Acaba okullar yüzyıllardır neden değişmeden kalmışlardır? Bunun sebebi gerçek müşterilerinden pek az geri bildirim almalarıdır. Böyle bir talepleri zaten yoktur. Eğitimin müşterileri eğer ebeveynleri onları özel okula gönderecek paraya sahip değilse daha iyi hizmetin bulunduğu bir seçenek bulamamaktadırlar.

Okulların öğrenci avukatlarına ihtiyaçları vardır. Organizasyondaki hiçbir insan öğretmenler kadar öğrencilerin ihtiyaçlarından, mutsuzluklarından ve şikâyetlerinden anlamaz. Peki, kaç tane öğretmen onlar için çaba harcamakta, onların okul idaresi ve okul yönetim kurulu karşısında avukatlığını üstlenmektedir?

Çoğu öğretmen okul kurallarını uygulatma, idari yöneticilerin politikalarını savunma konusunda kendini sorumlu hisseder.

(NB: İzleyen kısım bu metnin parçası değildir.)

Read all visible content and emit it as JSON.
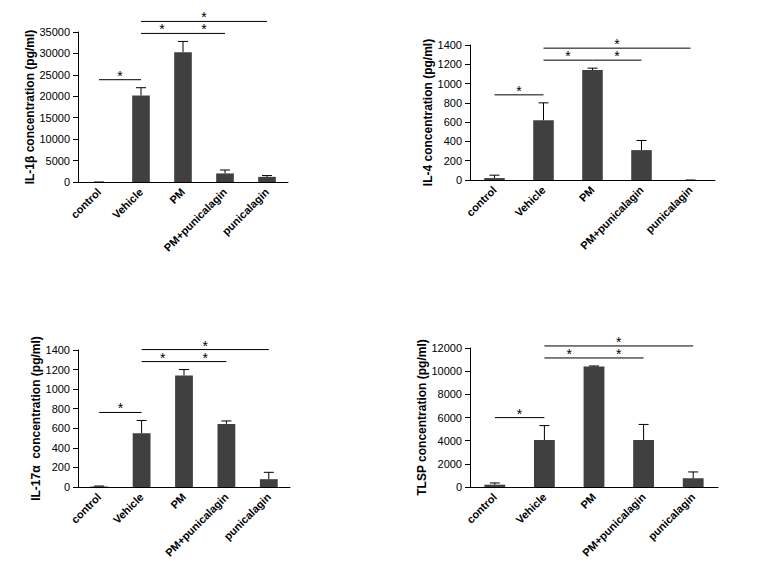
{
  "chart_data": [
    {
      "type": "bar",
      "y_label": "IL-1β concentration (pg/ml)",
      "categories": [
        "control",
        "Vehicle",
        "PM",
        "PM+punicalagin",
        "punicalagin"
      ],
      "values": [
        0,
        20200,
        30300,
        2000,
        1200
      ],
      "errors": [
        0,
        1800,
        2500,
        800,
        300
      ],
      "color": "#404040",
      "ylim": [
        0,
        35000
      ],
      "yticks": [
        0,
        5000,
        10000,
        15000,
        20000,
        25000,
        30000,
        35000
      ],
      "grid": false,
      "annotations": [
        {
          "between": [
            "control",
            "Vehicle"
          ],
          "label": "*"
        },
        {
          "between": [
            "Vehicle",
            "PM"
          ],
          "label": "*"
        },
        {
          "between": [
            "PM",
            "PM+punicalagin"
          ],
          "label": "*"
        },
        {
          "between": [
            "Vehicle",
            "punicalagin"
          ],
          "label": "*"
        }
      ]
    },
    {
      "type": "bar",
      "y_label": "IL-4 concentration (pg/ml)",
      "categories": [
        "control",
        "Vehicle",
        "PM",
        "PM+punicalagin",
        "punicalagin"
      ],
      "values": [
        20,
        620,
        1140,
        310,
        0
      ],
      "errors": [
        30,
        180,
        20,
        100,
        0
      ],
      "color": "#404040",
      "ylim": [
        0,
        1400
      ],
      "yticks": [
        0,
        200,
        400,
        600,
        800,
        1000,
        1200,
        1400
      ],
      "grid": false,
      "annotations": [
        {
          "between": [
            "control",
            "Vehicle"
          ],
          "label": "*"
        },
        {
          "between": [
            "Vehicle",
            "PM"
          ],
          "label": "*"
        },
        {
          "between": [
            "PM",
            "PM+punicalagin"
          ],
          "label": "*"
        },
        {
          "between": [
            "Vehicle",
            "punicalagin"
          ],
          "label": "*"
        }
      ]
    },
    {
      "type": "bar",
      "y_label": "IL-17α  concentration (pg/ml)",
      "categories": [
        "control",
        "Vehicle",
        "PM",
        "PM+punicalagin",
        "punicalagin"
      ],
      "values": [
        5,
        550,
        1140,
        645,
        80
      ],
      "errors": [
        5,
        130,
        60,
        30,
        70
      ],
      "color": "#404040",
      "ylim": [
        0,
        1400
      ],
      "yticks": [
        0,
        200,
        400,
        600,
        800,
        1000,
        1200,
        1400
      ],
      "grid": false,
      "annotations": [
        {
          "between": [
            "control",
            "Vehicle"
          ],
          "label": "*"
        },
        {
          "between": [
            "Vehicle",
            "PM"
          ],
          "label": "*"
        },
        {
          "between": [
            "PM",
            "PM+punicalagin"
          ],
          "label": "*"
        },
        {
          "between": [
            "Vehicle",
            "punicalagin"
          ],
          "label": "*"
        }
      ]
    },
    {
      "type": "bar",
      "y_label": "TLSP concentration (pg/ml)",
      "categories": [
        "control",
        "Vehicle",
        "PM",
        "PM+punicalagin",
        "punicalagin"
      ],
      "values": [
        200,
        4050,
        10400,
        4050,
        750
      ],
      "errors": [
        150,
        1250,
        50,
        1350,
        550
      ],
      "color": "#404040",
      "ylim": [
        0,
        12000
      ],
      "yticks": [
        0,
        2000,
        4000,
        6000,
        8000,
        10000,
        12000
      ],
      "grid": false,
      "annotations": [
        {
          "between": [
            "control",
            "Vehicle"
          ],
          "label": "*"
        },
        {
          "between": [
            "Vehicle",
            "PM"
          ],
          "label": "*"
        },
        {
          "between": [
            "PM",
            "PM+punicalagin"
          ],
          "label": "*"
        },
        {
          "between": [
            "Vehicle",
            "punicalagin"
          ],
          "label": "*"
        }
      ]
    }
  ]
}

Dolayısı ile görev sınırları, kuralları uygulatma, asla şikâyet veya eleştiriyi teşvik etmeme ve okul müdürünü her zaman sorunlardan uzak tutma gibi konulardan öteye girmez.

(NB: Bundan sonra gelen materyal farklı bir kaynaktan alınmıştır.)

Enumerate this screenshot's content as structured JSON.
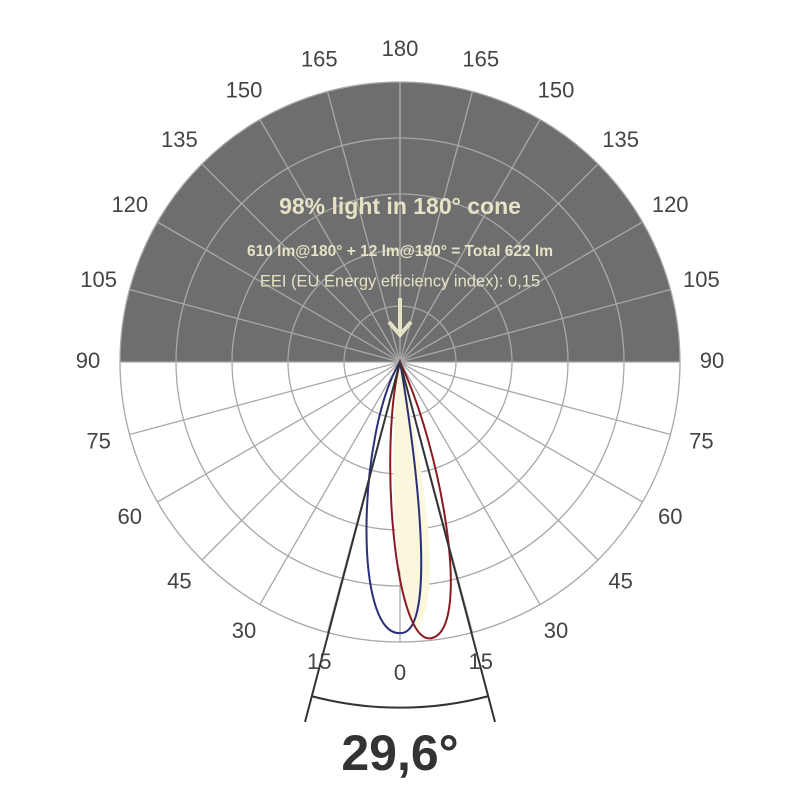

Dolayısıyla öğretmenlerin, öğrencilerinin güçlü savunucuları olmalarını şiddetle teşvik ediyoruz. E.Ö.E derslerinde öğrendikleri becerileri kullanarak, okullardaki koşulları ve uygulamaları değiştirmek için etkin çaba gösterirlerse organizasyon üzerinde çok daha fazla etkileri olacağını söylüyoruz. Kaldı ki bu uygulamalar öğrencilerin doğallıklarını baskı altında tutuyor ve öğrenmeye yönelik tabi arzularını öldürüyor.

Öğretmenler düşündüklerinden çok daha etkili olabilirler. Üstelik büyük bir çoğunluğu, okulların, genç insanları karamsarlığa ittiğinin de gayet farkındadır. Oysa bunu değiştirebilirler!